What’s your core competency? Can you fix anything? Do you have great taste and style? Are you excellent at finances? Are you a born administrator/leader? A terrific student or educator? A community organizer? Blow your own horn in the comments!













I have a couple core competencies – I’m good with budgeting. I know how to create and stick to a budget, and make sure that all of the things that need to be paid get paid, and there’s still money to party with, and savings.
I am great at teaching. I enjoy sharing the knowledge with students, and get them excited about the things that academically excite me. I don’t expect at the end of the semester to receive any sort of recognition from my students, but I still get a thrill when I receive emails from students thanking me for helping them through the course material.

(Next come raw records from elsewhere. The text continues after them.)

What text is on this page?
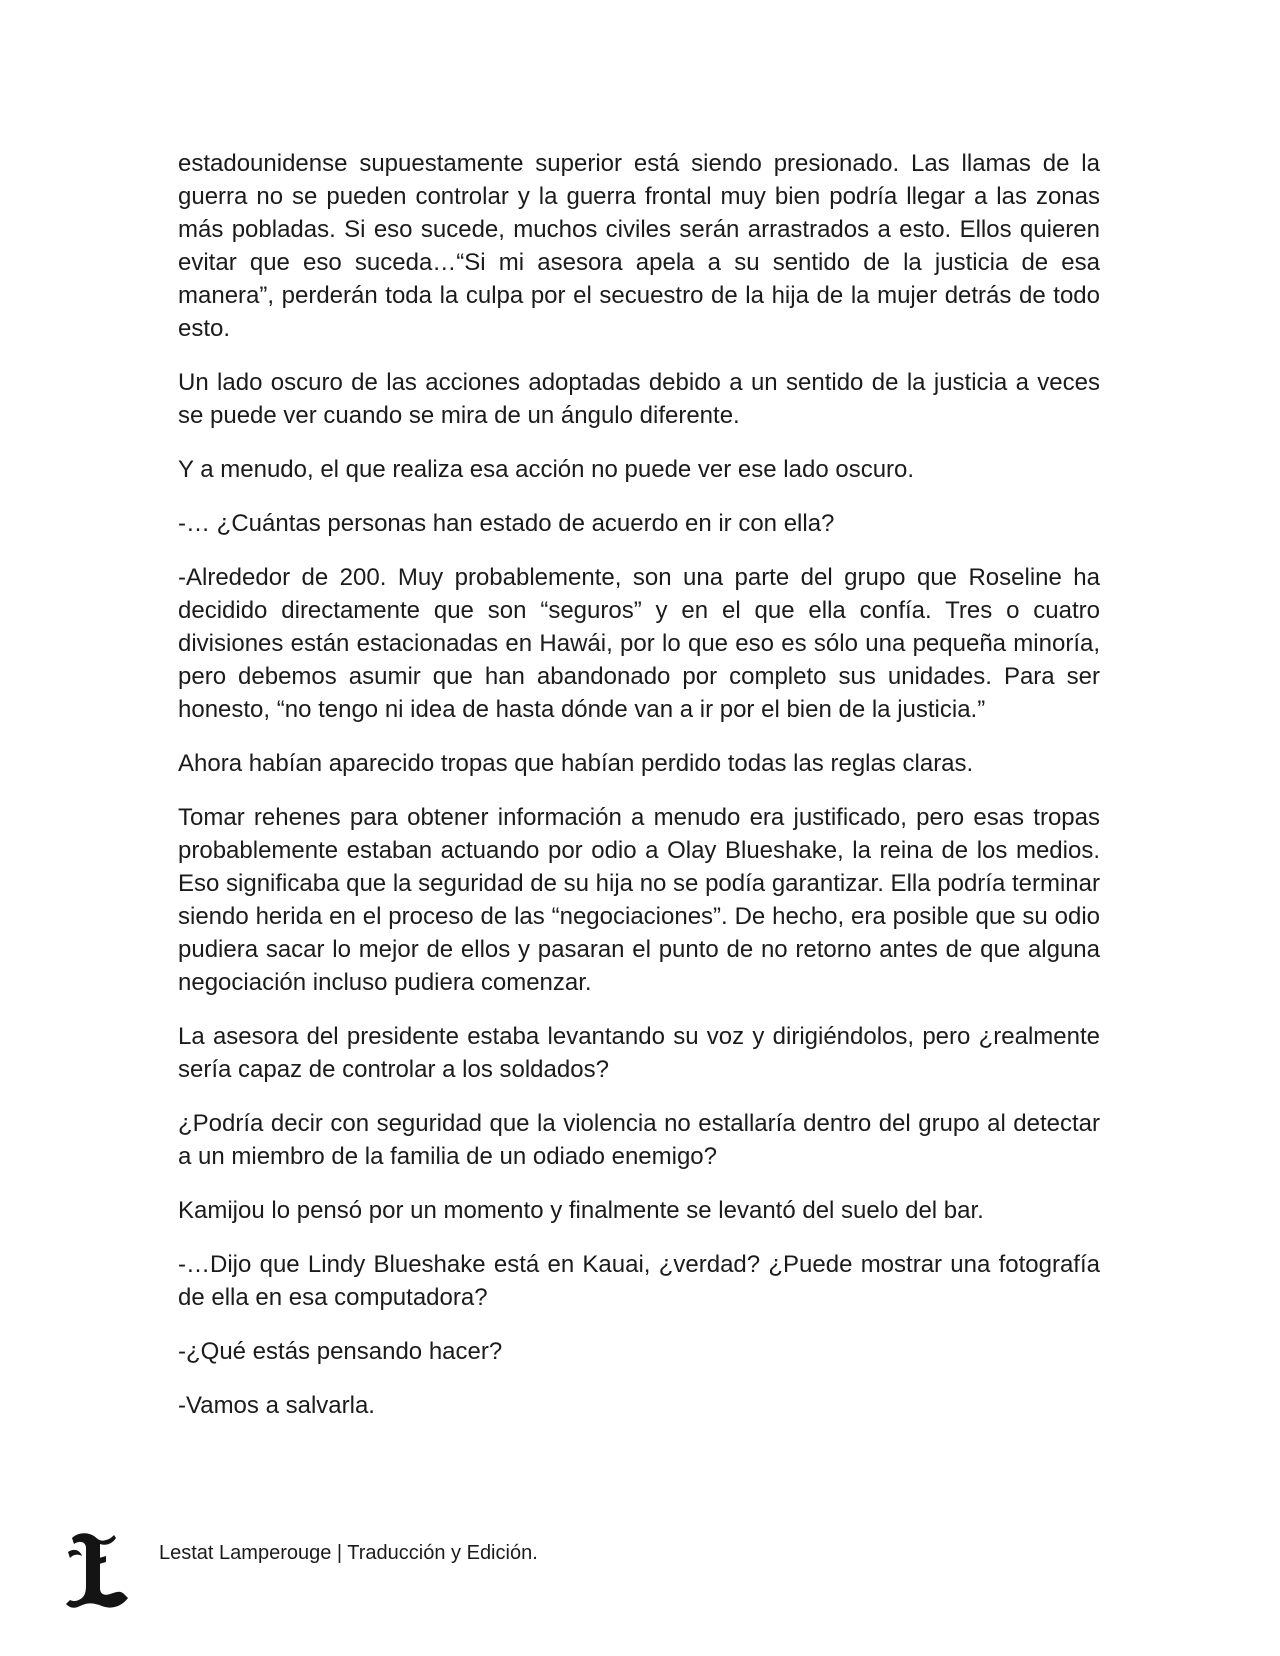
estadounidense supuestamente superior está siendo presionado. Las llamas de la guerra no se pueden controlar y la guerra frontal muy bien podría llegar a las zonas más pobladas. Si eso sucede, muchos civiles serán arrastrados a esto. Ellos quieren evitar que eso suceda…“Si mi asesora apela a su sentido de la justicia de esa manera”, perderán toda la culpa por el secuestro de la hija de la mujer detrás de todo esto.

Un lado oscuro de las acciones adoptadas debido a un sentido de la justicia a veces se puede ver cuando se mira de un ángulo diferente.

Y a menudo, el que realiza esa acción no puede ver ese lado oscuro.

-… ¿Cuántas personas han estado de acuerdo en ir con ella?

-Alrededor de 200. Muy probablemente, son una parte del grupo que Roseline ha decidido directamente que son “seguros” y en el que ella confía. Tres o cuatro divisiones están estacionadas en Hawái, por lo que eso es sólo una pequeña minoría, pero debemos asumir que han abandonado por completo sus unidades. Para ser honesto, “no tengo ni idea de hasta dónde van a ir por el bien de la justicia.”

Ahora habían aparecido tropas que habían perdido todas las reglas claras.

Tomar rehenes para obtener información a menudo era justificado, pero esas tropas probablemente estaban actuando por odio a Olay Blueshake, la reina de los medios. Eso significaba que la seguridad de su hija no se podía garantizar. Ella podría terminar siendo herida en el proceso de las “negociaciones”. De hecho, era posible que su odio pudiera sacar lo mejor de ellos y pasaran el punto de no retorno antes de que alguna negociación incluso pudiera comenzar.

La asesora del presidente estaba levantando su voz y dirigiéndolos, pero ¿realmente sería capaz de controlar a los soldados?

¿Podría decir con seguridad que la violencia no estallaría dentro del grupo al detectar a un miembro de la familia de un odiado enemigo?

Kamijou lo pensó por un momento y finalmente se levantó del suelo del bar.

-…Dijo que Lindy Blueshake está en Kauai, ¿verdad? ¿Puede mostrar una fotografía de ella en esa computadora?

-¿Qué estás pensando hacer?

-Vamos a salvarla.

Lestat Lamperouge | Traducción y Edición.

I’m great a research. I’m glad I work in a new job where my research is being used and valued to help people at the low wage end of the labour market. It’s great – of course the powers of google fu, and her cousin scholar of google (lots of letters) help me out. But there is something incredibly satisfying researching on issues that will go to help those that do important jobs but are not recognised industrially, socially or professionally.
(I could certainly do with some of your family’s organisational skills, Becky!)
I’m another get-shit-done person – I am ridiculously efficient. It stems from being shockingly lazy; I like to get things done quickly and well so they are out of the way and I don’t have to do them again, then I can sit around and eat cake.
I can break down any issue to the crux… and work back up from there.
I am a catalyst, people around me are forced to stop talking and get on with whatever new thing they are putting off changing.
I am a great researcher. I don’t embark on any new thing until I have found the best and most efficient way to do it.
I take all these things and just get stuff done, without a lot of talk.